Morton (1996) writes that ‘the process of child socialization is closely tied to cultural ideas about the ‘nature’ of children and the way this must be accommodated, transformed or replaced in order for them to be regarded as fully adult persons’ (70). Lichtenstein’s experience suggests that some teachers may believe that children are inherently bad, abnormal, non-persons, salvageable only through obedience and submission. Obedience is favored, resistance is (usually) punished, and despite the assumed cultural function of schools to form persons based on standards of social competence, schools are instead sieves of selection that systematically deny personhood to many. Schools, then, are concerned with the production of unrecognized, often medicated and spoiled non-persons in such cultural sieves.

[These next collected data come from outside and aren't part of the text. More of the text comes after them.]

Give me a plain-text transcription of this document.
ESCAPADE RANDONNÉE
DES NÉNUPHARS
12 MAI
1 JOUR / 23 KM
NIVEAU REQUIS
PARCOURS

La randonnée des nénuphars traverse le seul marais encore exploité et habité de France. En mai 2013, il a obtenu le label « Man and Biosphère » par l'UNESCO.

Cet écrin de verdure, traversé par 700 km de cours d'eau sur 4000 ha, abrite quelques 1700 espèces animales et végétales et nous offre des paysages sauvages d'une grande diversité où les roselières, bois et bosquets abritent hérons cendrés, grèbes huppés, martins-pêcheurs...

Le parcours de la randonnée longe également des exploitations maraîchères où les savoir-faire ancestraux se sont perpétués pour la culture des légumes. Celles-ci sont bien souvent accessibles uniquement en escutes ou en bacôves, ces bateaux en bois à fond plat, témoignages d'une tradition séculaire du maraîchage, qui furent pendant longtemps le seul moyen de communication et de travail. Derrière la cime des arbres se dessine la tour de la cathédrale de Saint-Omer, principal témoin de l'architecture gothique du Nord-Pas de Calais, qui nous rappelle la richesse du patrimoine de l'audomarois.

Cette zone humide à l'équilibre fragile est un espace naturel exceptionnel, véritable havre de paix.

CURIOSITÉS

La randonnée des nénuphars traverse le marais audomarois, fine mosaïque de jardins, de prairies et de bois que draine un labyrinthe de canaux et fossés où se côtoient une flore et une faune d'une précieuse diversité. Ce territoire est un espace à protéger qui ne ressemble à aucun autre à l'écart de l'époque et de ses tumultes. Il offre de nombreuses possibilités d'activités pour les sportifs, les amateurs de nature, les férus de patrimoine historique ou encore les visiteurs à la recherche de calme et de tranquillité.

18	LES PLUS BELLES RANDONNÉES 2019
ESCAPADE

Now back to my six-year-old. She would probably confound Mr. Kenny as she is hardly ever ‘sitting sweetly’ and, if her Kindergarten teacher is to be believed, she is also rarely ‘sitting’ at all. She is noisy and busy and sassy and talks back to adults. She has only the most selective respect for authority, and insists that not all rules are meant to be followed. She is also delightful, creative and funny; she fights for justice and fairness on the playground and is smart enough to know, on some level, that her ‘naughty’ behavior demands attention and ultimately affirms her personhood. This is increasingly important in an era where children are referred to not as people but as figures, test scores, indicators of scholastic progress. Her teachers often move her to the front of the classroom. They check in with her frequently to keep her ‘on task.’ Nobody forgets about her and she is never silent. She’s also not afraid to be wrong, to be called out in class, or to hear her name spoken, because part of learning that obedience is not the same thing as fundamental human-ness is that it is okay to take the intellectual risks necessary for learning. Yet, because she is white, speaks English, and comes from a suburban, middle class socioeconomic tier and benefits from the privilege associated therewith, it is possible that she is less likely to receive the treatment described in the Lichtenstein article. But as she grows up, it is always in my mind: at what point will her reluctance to ‘sit sweetly’ result in socialization that is swift and terrible?
Sally Campbell Galman, University of Massachusetts.